Gay Marriage Will Enter Swirl Of Issues In Pa.

Marc Levy
Associated Press

President Barack Obama’s support for gay marriage may become the latest issue for voters to sort through in Pennsylvania, a vote-rich battleground where the Democrat’s contest against presumed Republican nominee Mitt Romney is expected to be close.

Obama’s statement Wednesday was met with open arms by proponents of gay marriage, while some opponents say they knew all along where the president stood, anyway.

Dave Norris, a retired steelworker and registered Democrat from the Pittsburgh suburb of Brackenridge, supported John McCain over Obama in 2008 and isn’t thrilled about voting for Romney. But he also doesn’t support the legalization of gay marriage and that’s one more issue that could push him toward the GOP candidate.

“I would hope it would hurt him, but in today’s society, there’s nothing sacred,” Norris said.

Equality Pennsylvania, a Harrisburg-based group that advocates for equal rights of the lesbian, gay and transgender community, had already endorsed Obama and called his statement “one more historic step in making all of us truly equal.”

“Fairness is welcome at any time, and we celebrate both the president’s courage andleadership in his landmark announcement today,” the organization said.

In Pennsylvania, a 1996 state law already defines marriage as a union between a man and a woman. Republican-led efforts to amend the Pennsylvania Constitution to ban same-sex marriage or same-sex unions have failed in the face of opposition by Democrats and moderate Republicans as recently as 2010, when the GOP-controlled Senate Judiciary Committee tabled a bill sponsored by conservative Sen. John Eichelberger, R-Blair.

Nationally, public opinion on gay marriage has shifted in recent years, with most polls now finding the public evenly split, rather than opposed. Six states — including neighboring New York — allow same sex marriages.

Romney opposes gay marriage.

In an appeal to supporters for money Wednesday, state Republican Party Chairman Rob Gleason called Obama’s position a “cold political calculation.” Then he changed the subject and said it is imperative to replace Obama with “someone who will lead on job creation and bringing our dysfunctional government back to health.”

Obama handily won Pennsylvania in 2008, and it will be crucial to his chances again: Harry Truman in 1948 was the last Democratic presidential candidate to lose Pennsylvania but win the election.

The issue could be a consideration for traditional labor-union Democrats in heavily Catholic areas or nonreligious Republicans who no longer see eye-to-eye with their party on non-economic issues like this one.

It is unlikely to be an issue for labor unions, a major source of Democratic voter outreach in Pennsylvania. The AFL-CIO will focus on its bread-and-butter workplace and economic issues, and may not even have a position on gay marriage, said Rick Bloomingdale, president of the labor federation’s Pennsylvania chapter.

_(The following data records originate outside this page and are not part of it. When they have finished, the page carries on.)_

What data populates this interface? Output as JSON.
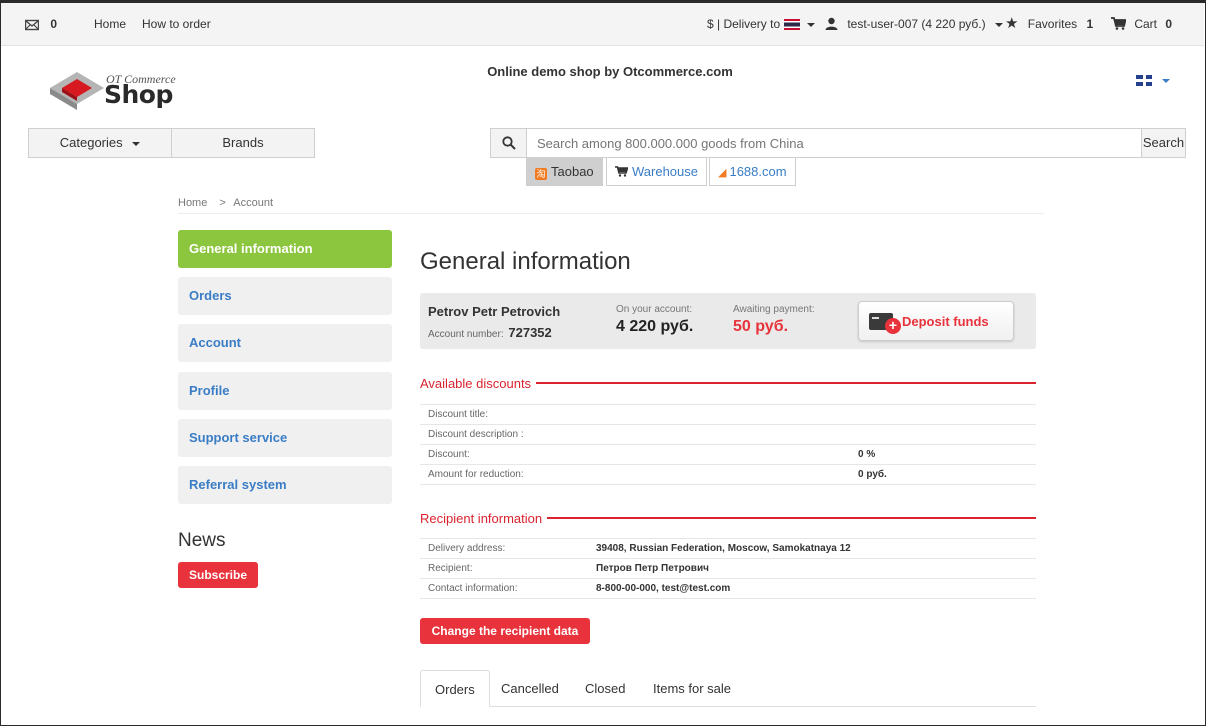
{
  "topbar": {
    "messages_count": "0",
    "home_link": "Home",
    "how_to_order_link": "How to order",
    "delivery_label": "$ | Delivery to",
    "user_label": "test-user-007 (4 220 руб.)",
    "favorites_label": "Favorites",
    "favorites_count": "1",
    "cart_label": "Cart",
    "cart_count": "0"
  },
  "header": {
    "logo_line1": "OT Commerce",
    "logo_line2": "Shop",
    "tagline": "Online demo shop by Otcommerce.com",
    "language_icon": "uk-flag-icon"
  },
  "nav": {
    "categories_label": "Categories",
    "brands_label": "Brands"
  },
  "search": {
    "placeholder": "Search among 800.000.000 goods from China",
    "button_label": "Search",
    "sources": [
      {
        "label": "Taobao"
      },
      {
        "label": "Warehouse"
      },
      {
        "label": "1688.com"
      }
    ]
  },
  "breadcrumb": {
    "home": "Home",
    "separator": ">",
    "current": "Account"
  },
  "sidebar": {
    "items": [
      {
        "label": "General information"
      },
      {
        "label": "Orders"
      },
      {
        "label": "Account"
      },
      {
        "label": "Profile"
      },
      {
        "label": "Support service"
      },
      {
        "label": "Referral system"
      }
    ],
    "news_title": "News",
    "subscribe_label": "Subscribe"
  },
  "main": {
    "title": "General information",
    "account": {
      "name": "Petrov Petr Petrovich",
      "number_label": "Account number:",
      "number": "727352",
      "balance_label": "On your account:",
      "balance": "4 220 руб.",
      "awaiting_label": "Awaiting payment:",
      "awaiting": "50 руб.",
      "deposit_label": "Deposit funds"
    },
    "discounts": {
      "title": "Available discounts",
      "rows": [
        {
          "label": "Discount title:",
          "value": ""
        },
        {
          "label": "Discount description :",
          "value": ""
        },
        {
          "label": "Discount:",
          "value": "0 %"
        },
        {
          "label": "Amount for reduction:",
          "value": "0 руб."
        }
      ]
    },
    "recipient": {
      "title": "Recipient information",
      "rows": [
        {
          "label": "Delivery address:",
          "value": "39408, Russian Federation, Moscow, Samokatnaya 12"
        },
        {
          "label": "Recipient:",
          "value": "Петров Петр Петрович"
        },
        {
          "label": "Contact information:",
          "value": "8-800-00-000, test@test.com"
        }
      ],
      "change_label": "Change the recipient data"
    },
    "tabs": [
      {
        "label": "Orders"
      },
      {
        "label": "Cancelled"
      },
      {
        "label": "Closed"
      },
      {
        "label": "Items for sale"
      }
    ]
  },
  "colors": {
    "accent_green": "#8cc63e",
    "accent_red": "#e8323c",
    "link_blue": "#3a7dc6"
  }
}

In the Democratic bastion of Philadelphia, it won’t change the minds of most church-going black voters, said Bishop Leonard Goins, who presides over Chestnut Hill Church, a Pentecostal congregation in Philadelphia, and leads the Pentacostal Clergy Political Awareness Committee.

“We’ll vote for him because we’re African-American, but particularly on the same-sex marriage issue, he’s wrong,” Goins said.

Still, Goins flatly disagrees with Obama — “He’s wrong, he’s in error, it’s a mistake and it will hurt him.”

Philadelphia Mayor Michael Nutter congratulated Obama for his “courage, strength and perspective” and Democratic state Sen. Vincent Hughes of Philadelphia said he believes that the president’s position will force others to confront the issue, which he thinks will help the president in November. But Hughes also worries that the issue will become divisive and demonized in the hands of TV advertisements funded by millions of dollars from third-party political-issue groups.

“He’s putting his political career on the line and everything that he believes in and everything that he’s fought for,” Hughes said.

Richard Smith, 80, who has volunteered for more than 30 years at the gay bookstore Giovanni’s Room, said the president should get more support from the gay community because of it.

Brian Sims, a Philadelphia Democrat who is poised to become Pennsylvania’s first openly gay state legislator next year, said Obama had been out of step on the issue not only with the Democratic Party, but with a growing number of Americans.

He doesn’t think it will affect Obama’s chances for winning Pennsylvania: Those who oppose gay marriage weren’t likely to be voting for the president anyway, he said, while those who support it likely were already in Obama’s camp.

Michael Geer of the Harrisburg-based Pennsylvania Family Institute, which advocates for conservative social policies, pointed to the North Carolina referendum this week as just the latest example of people voting to ban gay marriage when they have the opportunity, even though they may not yet know the president’s position.

“Whether that changes their vote in November remains to be seen,” Geer said. “Add this one into the mix in an election that is expected to be very close and it could be a defining issue.”